Afinal era uma opção infantil, dócil, mas sem consistência. E isso vamos
encontrar em todas as religiões e até mesmo entre ministros destas
religiões.
Tomé não duvidava. Ele acreditava, talvez mais do que os outros. Contudo
ele quis ver e tocar. Não para crer, mas para amadurecer a sua fé. Este
ver não é o olhar com os olhos, nem o tocar e apalpar com as mãos, mas
um comprometimento interior pela elaboração mental e emocional, como
base para um amadurecido e sólido crescimento espiritual. Hoje as pessoas têm preguiça de pensar. Preguiça de ler. Preguiça de
refletir.
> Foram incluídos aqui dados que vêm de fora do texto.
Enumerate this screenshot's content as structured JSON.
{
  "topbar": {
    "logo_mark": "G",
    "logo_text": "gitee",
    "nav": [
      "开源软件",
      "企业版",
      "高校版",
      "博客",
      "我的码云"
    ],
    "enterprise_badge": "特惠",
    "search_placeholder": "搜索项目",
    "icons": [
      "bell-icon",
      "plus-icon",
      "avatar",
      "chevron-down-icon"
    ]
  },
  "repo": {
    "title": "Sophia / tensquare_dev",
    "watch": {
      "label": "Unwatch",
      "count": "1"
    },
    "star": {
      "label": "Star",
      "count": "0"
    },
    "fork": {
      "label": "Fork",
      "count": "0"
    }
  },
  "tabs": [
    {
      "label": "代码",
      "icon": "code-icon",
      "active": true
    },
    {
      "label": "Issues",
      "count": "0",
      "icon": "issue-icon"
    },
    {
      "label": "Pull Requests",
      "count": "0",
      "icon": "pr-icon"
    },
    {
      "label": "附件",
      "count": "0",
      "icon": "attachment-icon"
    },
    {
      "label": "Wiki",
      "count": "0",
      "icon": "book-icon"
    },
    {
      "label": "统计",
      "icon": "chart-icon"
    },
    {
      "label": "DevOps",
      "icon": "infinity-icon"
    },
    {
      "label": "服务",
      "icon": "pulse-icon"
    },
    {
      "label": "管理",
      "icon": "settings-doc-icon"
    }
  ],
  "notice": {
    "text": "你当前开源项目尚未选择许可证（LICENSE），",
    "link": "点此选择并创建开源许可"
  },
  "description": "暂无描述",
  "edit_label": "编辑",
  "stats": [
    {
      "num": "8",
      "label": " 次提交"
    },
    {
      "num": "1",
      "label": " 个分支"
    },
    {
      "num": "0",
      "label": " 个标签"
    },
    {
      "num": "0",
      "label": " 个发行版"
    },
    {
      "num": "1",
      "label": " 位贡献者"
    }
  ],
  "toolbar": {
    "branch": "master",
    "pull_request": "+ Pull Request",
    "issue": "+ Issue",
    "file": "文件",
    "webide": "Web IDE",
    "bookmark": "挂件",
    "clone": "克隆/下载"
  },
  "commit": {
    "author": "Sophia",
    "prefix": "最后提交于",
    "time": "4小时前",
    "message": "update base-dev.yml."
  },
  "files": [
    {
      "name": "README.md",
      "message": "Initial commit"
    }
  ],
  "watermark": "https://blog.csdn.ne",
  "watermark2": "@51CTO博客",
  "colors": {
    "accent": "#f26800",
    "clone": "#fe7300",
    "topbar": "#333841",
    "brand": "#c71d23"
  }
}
Falta-lhes a consciência crítica que Tomé deixou bem claro
para nós, como o verdadeiro caminho da fé. A verdadeira fé que, sendo um
dom de Deus – por isso mesmo, Cristo lhe afirmou: “Bem-aventurados os
que não viram e creram!” – exige mais do que um acomodamento como se
fossemos um grupo de privilegiados, diferentes e acima dos outros que
não têm fé. O caminho em busca da fé adulta é pesado. Perturba, pois nos
desinstala, derruba nossas crendices. Mas o seu encontro nos maravilha e
nos permitirá, um dia, repousar no regaço do Pai, do Filho e do
Espírito Santo, em quem acreditamos.
*Evaldo D'Assumpção é médico e escritor.